En el otoño de 2009 me hallaba cursando una estancia de doctorado en Londres cuando, en una fiesta de no-Navidad, porque mi supervisora, también casera, no era muy de esa festividad, una compañera postdoctoral se me acercó y me regaló un libro de Edwidge Danticat: The Dew Breaker. Marika Preziuso, que así se llamaba la chica, me explicó que la autora de la novela era una de las novelistas haitianas más reconocidas en el panorama literario contemporáneo, y me recomendó la lectura tanto del libro que me acababa de regalar, como de The Farming of Bones. Cuando le pregunté el tema de este último, me habló de la Masacre de Perejil, episodio de la historia dominico-haitiana que yo desconocía por completo. Diez años más tarde, por casualidades y circunstancias del mundo académico, participé en un seminario organizado por mi Universidad sobre el delito de genocidio: deseoso de aparcar la historia de la esclavitud, que siempre ha sido el leitmotiv de mis investigaciones, quería buscar un tema que enlazase con las prácticas genocidas contemporáneas, y decidí retomar la recomendación de Marika para leer The Farming of Bones.
Es preciso entender el contexto en el que se ubica la novela: la frontera entre la República Dominicana y Haití, en el otoño de 1937, al final del primer mandato del dictador dominicano Rafael Leónidas Trujillo (1930-1038). Las relaciones entre los dos pueblos siempre habían sido controvertidas desde el periodo colonial, y con frecuencia Haití, con mayor pujanza militar en el siglo XIX, había intentado aprovechar la situación de debilidad de sus vecinos del este para anexionar aquel territorio, lo que consiguió entre 1822-1844. Sin embargo, el siglo XX hizo que el equilibrio de fuerzas en la isla de La Española se alterase, con una República Dominicana emancipada de la dominación estadounidense antes que el Estado haitiano, y precisada de una causa nacional que permitiese a Trujillo unir a todos los dominicanos bajo su liderazgo. Fue entonces cuando el dictador quiso explotar el miedo atávico a la amenaza del oeste, y lo hizo de manera brillante: aprovechando la creciente migración haitiana a la frontera dominicana para buscar mejores condiciones de vida, agitó la bandera de la invasión silenciosa y, en octubre de 1937, ordenó a sus súbditos que detuviesen y ejecutasen a cuantos haitianos localizaran en los territorios del oeste del país. Como dominicanos y haitianos comparten sus ancestros africanos, sobre todo en la frontera, el Estado necesitaba de un instrumento para distinguir claramente entre ellos. Por ello, los ejecutores de la matanza exigían a los negros de las poblaciones fronterizas que pronunciaran la palabra "perejil": si eran dominicanos, la pronunciarían sin problemas. En cambio, si eran haitianos, no podría pronunciar ni la erre ni la jota, de modo que quedarían expuestos y se les podría fusilar.

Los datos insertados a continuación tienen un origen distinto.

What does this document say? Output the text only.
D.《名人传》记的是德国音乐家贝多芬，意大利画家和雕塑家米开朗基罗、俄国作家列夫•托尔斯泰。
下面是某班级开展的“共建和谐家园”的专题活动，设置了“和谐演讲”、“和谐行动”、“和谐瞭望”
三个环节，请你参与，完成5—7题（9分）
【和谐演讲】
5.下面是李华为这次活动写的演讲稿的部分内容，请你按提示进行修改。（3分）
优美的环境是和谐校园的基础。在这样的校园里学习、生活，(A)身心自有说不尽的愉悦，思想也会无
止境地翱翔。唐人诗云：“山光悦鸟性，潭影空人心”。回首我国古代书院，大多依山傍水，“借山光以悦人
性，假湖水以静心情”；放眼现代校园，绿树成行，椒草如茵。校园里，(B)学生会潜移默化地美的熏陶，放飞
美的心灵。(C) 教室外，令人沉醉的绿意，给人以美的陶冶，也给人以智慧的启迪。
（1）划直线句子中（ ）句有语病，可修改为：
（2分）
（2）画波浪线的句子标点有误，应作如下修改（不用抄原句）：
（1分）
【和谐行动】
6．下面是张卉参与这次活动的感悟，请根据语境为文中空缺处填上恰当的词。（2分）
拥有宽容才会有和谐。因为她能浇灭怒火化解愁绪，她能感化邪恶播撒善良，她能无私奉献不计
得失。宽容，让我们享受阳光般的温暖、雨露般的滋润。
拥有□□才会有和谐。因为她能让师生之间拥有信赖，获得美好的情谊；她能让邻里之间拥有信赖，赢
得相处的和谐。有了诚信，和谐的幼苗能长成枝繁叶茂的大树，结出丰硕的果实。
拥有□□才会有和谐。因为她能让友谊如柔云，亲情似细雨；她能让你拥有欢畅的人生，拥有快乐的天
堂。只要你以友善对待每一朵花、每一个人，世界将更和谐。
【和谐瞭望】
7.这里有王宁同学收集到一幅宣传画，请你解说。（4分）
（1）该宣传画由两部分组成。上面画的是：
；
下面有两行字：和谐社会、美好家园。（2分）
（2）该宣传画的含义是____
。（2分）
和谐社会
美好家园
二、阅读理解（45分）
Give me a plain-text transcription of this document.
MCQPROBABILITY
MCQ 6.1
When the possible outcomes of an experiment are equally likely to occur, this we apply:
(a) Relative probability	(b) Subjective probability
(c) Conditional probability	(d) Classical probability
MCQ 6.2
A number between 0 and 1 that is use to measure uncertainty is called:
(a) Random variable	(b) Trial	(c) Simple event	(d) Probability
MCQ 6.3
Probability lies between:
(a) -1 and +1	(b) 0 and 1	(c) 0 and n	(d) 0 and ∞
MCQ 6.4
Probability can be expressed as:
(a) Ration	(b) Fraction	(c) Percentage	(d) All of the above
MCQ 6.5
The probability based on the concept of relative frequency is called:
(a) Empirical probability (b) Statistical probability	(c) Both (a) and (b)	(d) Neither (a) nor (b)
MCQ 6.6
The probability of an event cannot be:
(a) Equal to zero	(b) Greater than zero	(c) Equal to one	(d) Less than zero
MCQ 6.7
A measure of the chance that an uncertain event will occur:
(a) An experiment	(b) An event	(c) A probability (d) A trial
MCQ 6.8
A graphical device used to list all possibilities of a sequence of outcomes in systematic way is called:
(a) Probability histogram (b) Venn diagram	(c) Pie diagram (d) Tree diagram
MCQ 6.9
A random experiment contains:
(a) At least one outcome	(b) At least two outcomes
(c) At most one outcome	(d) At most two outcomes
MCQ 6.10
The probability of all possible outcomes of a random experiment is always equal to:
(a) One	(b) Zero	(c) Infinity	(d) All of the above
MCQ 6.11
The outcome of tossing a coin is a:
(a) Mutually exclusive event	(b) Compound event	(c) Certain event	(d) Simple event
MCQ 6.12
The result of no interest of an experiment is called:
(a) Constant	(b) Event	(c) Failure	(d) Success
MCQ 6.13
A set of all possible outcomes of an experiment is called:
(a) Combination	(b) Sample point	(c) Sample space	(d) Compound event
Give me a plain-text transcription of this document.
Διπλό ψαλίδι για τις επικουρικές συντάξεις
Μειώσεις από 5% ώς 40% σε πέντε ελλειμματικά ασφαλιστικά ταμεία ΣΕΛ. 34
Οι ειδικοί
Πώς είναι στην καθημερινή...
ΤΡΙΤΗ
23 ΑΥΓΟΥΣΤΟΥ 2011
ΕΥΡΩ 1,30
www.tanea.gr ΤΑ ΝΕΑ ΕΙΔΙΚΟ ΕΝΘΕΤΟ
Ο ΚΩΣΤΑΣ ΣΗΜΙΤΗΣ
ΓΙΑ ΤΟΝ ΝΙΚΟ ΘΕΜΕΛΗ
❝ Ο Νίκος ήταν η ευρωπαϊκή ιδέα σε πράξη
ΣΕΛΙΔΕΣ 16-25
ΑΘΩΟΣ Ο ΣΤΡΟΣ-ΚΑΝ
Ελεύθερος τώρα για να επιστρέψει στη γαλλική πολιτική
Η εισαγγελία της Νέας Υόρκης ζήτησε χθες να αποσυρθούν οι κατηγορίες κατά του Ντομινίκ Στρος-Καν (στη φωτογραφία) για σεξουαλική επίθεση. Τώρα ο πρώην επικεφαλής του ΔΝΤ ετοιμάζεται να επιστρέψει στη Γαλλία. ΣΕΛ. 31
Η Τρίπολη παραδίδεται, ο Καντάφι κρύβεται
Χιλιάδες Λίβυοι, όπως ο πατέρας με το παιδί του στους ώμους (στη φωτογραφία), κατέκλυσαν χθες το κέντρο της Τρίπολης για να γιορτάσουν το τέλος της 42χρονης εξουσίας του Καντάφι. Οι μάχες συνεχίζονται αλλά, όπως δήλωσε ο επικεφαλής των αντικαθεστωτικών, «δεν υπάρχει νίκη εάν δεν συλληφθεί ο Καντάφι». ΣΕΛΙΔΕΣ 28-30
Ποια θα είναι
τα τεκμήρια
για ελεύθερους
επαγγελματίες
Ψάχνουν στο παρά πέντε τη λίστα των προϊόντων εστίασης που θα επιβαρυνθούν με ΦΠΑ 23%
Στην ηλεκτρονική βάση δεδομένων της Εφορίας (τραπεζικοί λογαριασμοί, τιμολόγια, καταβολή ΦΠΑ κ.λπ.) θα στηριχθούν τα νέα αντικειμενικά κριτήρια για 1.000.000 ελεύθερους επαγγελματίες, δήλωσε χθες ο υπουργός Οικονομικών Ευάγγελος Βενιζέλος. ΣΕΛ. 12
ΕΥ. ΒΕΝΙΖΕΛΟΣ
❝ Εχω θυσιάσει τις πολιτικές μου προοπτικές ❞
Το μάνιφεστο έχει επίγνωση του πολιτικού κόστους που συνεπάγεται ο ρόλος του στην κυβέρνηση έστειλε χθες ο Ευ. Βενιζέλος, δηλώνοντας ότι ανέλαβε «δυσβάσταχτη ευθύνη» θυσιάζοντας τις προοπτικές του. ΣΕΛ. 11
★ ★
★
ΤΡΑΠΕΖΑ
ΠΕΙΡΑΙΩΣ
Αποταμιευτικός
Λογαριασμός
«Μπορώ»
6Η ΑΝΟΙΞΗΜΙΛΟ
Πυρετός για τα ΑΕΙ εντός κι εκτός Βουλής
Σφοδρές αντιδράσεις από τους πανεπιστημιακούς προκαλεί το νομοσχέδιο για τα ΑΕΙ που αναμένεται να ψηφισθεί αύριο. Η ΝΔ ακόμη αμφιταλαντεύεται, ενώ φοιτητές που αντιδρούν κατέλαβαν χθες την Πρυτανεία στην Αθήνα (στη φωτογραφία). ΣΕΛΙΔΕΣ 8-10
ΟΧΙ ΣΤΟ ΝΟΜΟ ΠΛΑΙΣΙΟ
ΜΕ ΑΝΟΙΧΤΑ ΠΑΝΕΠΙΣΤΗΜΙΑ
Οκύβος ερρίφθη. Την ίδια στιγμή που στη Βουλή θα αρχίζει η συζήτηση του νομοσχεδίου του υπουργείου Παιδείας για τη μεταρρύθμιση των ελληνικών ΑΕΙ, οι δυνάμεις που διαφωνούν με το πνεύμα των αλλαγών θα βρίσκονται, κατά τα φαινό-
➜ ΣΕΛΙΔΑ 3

La perspectiva que utiliza Danticat es la de Annabelle, una haitiana empleada en una hacienda azucarera dominicana, donde ha servido desde pequeña, cuando sus padres murieron en una crecida dramática del río Masacre. Los dueños de la hacienda siempre le trataron bien, pero de pronto ella y los demás haitianos que trabajan en la zona perciben un cambio de actitud entre los patrones dominicanos, hasta que el médico que atiende a la dueña de la hacienda en el parto busca un aparte con ella y le recomienda que se marche a Haití antes de que sea demasiado tarde. Annabelle se resiste, impulsada por un sentimiento de lealtad y gratitud hacia la familia que le acogió, pero pronto se percata de que la violencia contra los haitianos va muy en serio y se decide a cruzar a Haití a pie. Por el camino deberá superar numerosas penurias y estará a punto de caer en manos de las fuerzas encargadas de la eliminación de sus compatriotas, quienes la maltratan pero la dejan escapar con vida. Una vez en Haití, verá pasar los años sumida en la depresión más absoluta, incapaz de encontrar fuerza para vivir día a día, puesto que no comprende los motivos de los dominicanos para haberse ensañado de esa forma con la población haitiana, y además porque perdió a su prometido durante la huida. El testimonio de Annabelle, pues, es el de la incomprensión hacia la barbarie, que llega al extremo de no encontrar consuelo ni siquiera en la compensación económica prometida por el Estado a los damnificados por la Masacre de Perejil, procedente de la sanción económica impuesta al Estado trujillista dominicano.
Una lectura, pues, más que recomendable, en la medida en que constituye una exaltación de la condena a la intolerancia y a la violencia desmesurada, que resultan difíciles de asimilar en la razón humana.